Everyone seems to be all about winking these days. My colleague at work is constantly practicing, and again today my other friend over a hockey game. Perhaps only now a few of us are at that stage in life where we are finally realizing how hard it is to make winking discreet. I know - and have witnessed - that I'm not the only one who can't wink. It's really not my finest look either.
Sitting on our bar stools, Doug and I were trying to figure out who was worse at winking. The Chicago Blackhawks were clearly not going to win this one, but over here I WAS winning. He finally told me his friend is such a terrible winker, she just turns her head to the side and just blinks. Gotta admit, it gets the job done. It's a pretty fail-proof strategy.
Even though I work at one of the most highly reputable tech companies, it wasn't until my eighth manager (and after five years of being employed) who offered one of the most insightful pieces of advice. Constantly feeling less technical and in general just behind relative to my peers, one day he told me to "focus on your strengths".
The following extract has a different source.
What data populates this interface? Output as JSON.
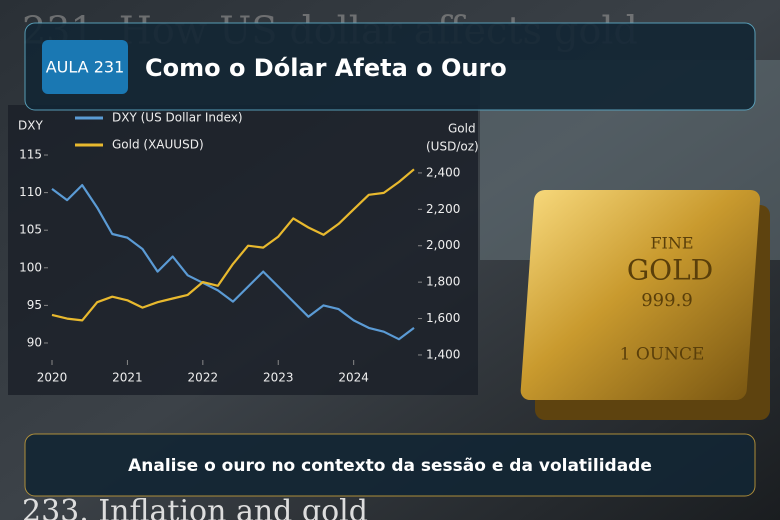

Immersed in an environment where everyone around me seems to be doing something more impactful and amazing, I often get stuck in the loop of feeling like I need to be better, or want to be better. Constantly looking for feedback and "areas of development", we often forget and appreciate what we are good at. What we excel at.
That advice stayed with me, and I've stopped stressing out about how can't build data discrepancy tools or dashboards. Maybe I can't build a mobile app or debug a mobile app install issue using Charles. What I am good at is being able to distinguish what I can and cannot do, and being able to tell someone that I don't know know to do something. However, if I don't know how to do something, I better know who does. Thats what teams are for, and how or why teams are successful.
I didn't tell my manager this, but I did wonder if this could be considered "quitting". Or maybe quit while you're ahead. Maybe it's more about figuring out where to put your chips so that you have the highest probability of the greatest return. If you're good at something, or genuinely interested in something, the rate at which you get better at it will naturally be higher. Sounds like a Catch 22.